25 de janeiro de 2006 • 07h19 • atualizado às 11h30

A aposentada Amara da Conceição da Silva, 76 anos, pagou o assassinato do filho Cícero Félix Dionísio, 46 anos, com crédito consignado para pensionistas e aposentados, descontado na folha de pagamento dos beneficiários do INSS. O crime, encomendado a um pistoleiro, estava previsto para o Natal, foi adiado para o ano-novo e foi consumado no dia 4 de janeiro em Ipojuca, na região metropolitana do Recife (PE). Ela está presa.

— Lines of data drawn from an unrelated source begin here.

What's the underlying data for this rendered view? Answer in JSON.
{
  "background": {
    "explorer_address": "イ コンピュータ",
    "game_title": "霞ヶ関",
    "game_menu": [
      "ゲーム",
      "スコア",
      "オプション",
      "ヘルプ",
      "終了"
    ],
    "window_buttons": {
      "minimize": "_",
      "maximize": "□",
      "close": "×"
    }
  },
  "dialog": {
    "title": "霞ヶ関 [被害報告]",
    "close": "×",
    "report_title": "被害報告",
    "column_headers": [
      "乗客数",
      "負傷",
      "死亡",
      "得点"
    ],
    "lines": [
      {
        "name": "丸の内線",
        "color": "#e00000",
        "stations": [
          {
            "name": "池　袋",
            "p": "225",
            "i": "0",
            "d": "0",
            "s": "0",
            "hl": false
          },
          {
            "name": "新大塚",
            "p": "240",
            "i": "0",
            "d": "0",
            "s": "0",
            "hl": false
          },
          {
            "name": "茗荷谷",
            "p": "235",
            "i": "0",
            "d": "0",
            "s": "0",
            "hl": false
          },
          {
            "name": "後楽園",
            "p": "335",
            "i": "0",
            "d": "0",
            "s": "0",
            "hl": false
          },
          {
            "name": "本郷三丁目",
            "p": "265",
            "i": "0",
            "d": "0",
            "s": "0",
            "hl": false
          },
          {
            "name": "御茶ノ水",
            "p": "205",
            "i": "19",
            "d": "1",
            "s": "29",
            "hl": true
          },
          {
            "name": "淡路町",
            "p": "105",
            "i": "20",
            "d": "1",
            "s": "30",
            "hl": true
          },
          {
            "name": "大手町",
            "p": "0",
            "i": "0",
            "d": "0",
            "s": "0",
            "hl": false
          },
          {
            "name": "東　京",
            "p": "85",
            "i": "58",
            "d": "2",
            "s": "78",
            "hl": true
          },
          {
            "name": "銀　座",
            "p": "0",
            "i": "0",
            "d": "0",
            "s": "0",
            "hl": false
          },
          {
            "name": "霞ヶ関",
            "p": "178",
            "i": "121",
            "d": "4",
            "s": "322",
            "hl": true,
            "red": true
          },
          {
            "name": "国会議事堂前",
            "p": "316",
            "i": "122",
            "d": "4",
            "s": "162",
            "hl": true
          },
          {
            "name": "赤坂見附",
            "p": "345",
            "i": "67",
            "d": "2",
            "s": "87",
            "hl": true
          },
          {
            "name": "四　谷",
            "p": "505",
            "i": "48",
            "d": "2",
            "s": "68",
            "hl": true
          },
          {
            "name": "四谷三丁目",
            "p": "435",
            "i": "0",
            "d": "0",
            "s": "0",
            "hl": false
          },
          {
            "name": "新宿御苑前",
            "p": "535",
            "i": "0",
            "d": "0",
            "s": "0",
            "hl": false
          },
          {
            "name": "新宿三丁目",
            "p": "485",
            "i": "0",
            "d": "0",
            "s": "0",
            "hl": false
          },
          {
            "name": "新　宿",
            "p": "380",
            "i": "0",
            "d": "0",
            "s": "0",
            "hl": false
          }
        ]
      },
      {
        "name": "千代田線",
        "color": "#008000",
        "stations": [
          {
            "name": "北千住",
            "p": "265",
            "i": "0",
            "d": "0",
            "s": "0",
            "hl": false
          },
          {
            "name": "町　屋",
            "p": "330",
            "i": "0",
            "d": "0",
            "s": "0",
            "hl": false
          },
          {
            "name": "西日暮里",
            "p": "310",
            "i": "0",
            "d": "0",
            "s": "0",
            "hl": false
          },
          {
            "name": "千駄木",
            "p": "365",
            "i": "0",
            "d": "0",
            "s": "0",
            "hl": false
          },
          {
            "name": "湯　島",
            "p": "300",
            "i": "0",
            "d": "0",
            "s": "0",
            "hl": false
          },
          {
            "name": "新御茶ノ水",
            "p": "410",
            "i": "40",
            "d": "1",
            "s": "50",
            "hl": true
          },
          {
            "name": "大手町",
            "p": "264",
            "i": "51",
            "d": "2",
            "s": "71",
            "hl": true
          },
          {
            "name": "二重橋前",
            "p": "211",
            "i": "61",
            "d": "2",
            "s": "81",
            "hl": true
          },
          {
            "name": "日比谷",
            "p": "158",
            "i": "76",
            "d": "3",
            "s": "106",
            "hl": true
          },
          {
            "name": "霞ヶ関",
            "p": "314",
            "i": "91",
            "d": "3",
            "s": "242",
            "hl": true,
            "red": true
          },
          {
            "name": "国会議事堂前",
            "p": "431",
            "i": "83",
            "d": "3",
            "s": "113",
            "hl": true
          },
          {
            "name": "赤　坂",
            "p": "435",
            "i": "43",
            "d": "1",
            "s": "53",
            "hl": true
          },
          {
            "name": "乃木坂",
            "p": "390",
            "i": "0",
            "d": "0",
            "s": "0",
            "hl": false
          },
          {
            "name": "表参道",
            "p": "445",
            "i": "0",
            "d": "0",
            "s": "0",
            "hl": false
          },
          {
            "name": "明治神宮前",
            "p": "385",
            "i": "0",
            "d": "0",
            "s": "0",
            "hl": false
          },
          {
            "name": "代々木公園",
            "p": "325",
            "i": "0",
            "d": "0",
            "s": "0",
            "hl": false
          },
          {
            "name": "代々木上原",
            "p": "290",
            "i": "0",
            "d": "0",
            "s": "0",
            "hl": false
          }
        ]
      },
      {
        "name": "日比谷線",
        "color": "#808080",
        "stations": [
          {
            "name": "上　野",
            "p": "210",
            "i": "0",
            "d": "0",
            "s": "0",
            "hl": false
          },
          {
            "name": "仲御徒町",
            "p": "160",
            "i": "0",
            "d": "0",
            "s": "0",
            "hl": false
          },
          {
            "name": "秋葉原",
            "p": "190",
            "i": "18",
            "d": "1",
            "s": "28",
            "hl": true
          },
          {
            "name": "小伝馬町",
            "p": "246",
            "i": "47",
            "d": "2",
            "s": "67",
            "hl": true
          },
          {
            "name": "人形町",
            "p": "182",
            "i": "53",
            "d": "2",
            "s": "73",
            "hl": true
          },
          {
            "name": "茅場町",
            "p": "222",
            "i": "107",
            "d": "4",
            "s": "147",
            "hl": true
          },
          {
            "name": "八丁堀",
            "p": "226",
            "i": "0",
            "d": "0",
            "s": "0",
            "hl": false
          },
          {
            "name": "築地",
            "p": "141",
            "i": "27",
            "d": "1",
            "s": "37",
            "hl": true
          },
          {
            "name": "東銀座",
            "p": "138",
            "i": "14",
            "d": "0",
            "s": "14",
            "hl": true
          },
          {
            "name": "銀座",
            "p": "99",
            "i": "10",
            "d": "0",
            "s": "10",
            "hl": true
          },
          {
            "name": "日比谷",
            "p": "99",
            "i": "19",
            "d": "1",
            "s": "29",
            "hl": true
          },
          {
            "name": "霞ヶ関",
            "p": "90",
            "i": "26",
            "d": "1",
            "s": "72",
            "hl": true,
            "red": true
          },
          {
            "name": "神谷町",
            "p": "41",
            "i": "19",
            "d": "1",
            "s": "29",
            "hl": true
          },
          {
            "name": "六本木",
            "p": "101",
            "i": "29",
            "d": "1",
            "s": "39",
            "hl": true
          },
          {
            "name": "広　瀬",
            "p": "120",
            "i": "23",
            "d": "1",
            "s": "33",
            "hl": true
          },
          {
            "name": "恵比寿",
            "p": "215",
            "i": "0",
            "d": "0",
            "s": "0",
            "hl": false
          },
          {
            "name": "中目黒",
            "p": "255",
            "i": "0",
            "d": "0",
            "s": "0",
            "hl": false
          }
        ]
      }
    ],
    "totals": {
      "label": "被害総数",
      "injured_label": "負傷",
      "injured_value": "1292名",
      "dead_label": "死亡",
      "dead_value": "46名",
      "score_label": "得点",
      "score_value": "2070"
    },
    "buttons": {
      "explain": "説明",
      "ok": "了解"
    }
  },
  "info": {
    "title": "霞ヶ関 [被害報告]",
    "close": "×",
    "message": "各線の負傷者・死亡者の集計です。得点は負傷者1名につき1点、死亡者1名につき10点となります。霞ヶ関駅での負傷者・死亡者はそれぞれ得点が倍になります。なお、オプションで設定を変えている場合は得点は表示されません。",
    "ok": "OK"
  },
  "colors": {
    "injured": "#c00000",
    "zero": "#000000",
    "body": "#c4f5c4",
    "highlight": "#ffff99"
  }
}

O matador Milton José de Araújo cobrou R$ 1 mil pelo serviço. Entretanto, Amara negociou, e o preço ficou em R$ 800, R$ 400 dos quais pagos adiantados. O restante seria entregue após a prova de que Cícero estava morto.

Além de Amara, outras três pessoas estão envolvidas no crime: a filha Luzinete, 40 anos, o genro da aposentada Eduardo e um pistoleiro. Luzinete e Eduardo também foram presos e disseram que a aposentada resolveu matar o filho porque ele a maltratava, e muitas vezes a espancou.

O delegado Waldemir Maximiano afirmou que Luzinete matou o filho por amor ao neto. Ela tem uma casa na Vila Califórnia, próxima ao sítio onde o filho Cícero cultivava um roçado. A casa, avaliada em R$ 17 mil, era usada diariamente por Cícero. Amara exigia a casa que pretendia deixar como herança para o neto. Porém, o filho queria parte do patrimônio, o que gerou discussões entre ele e a mãe.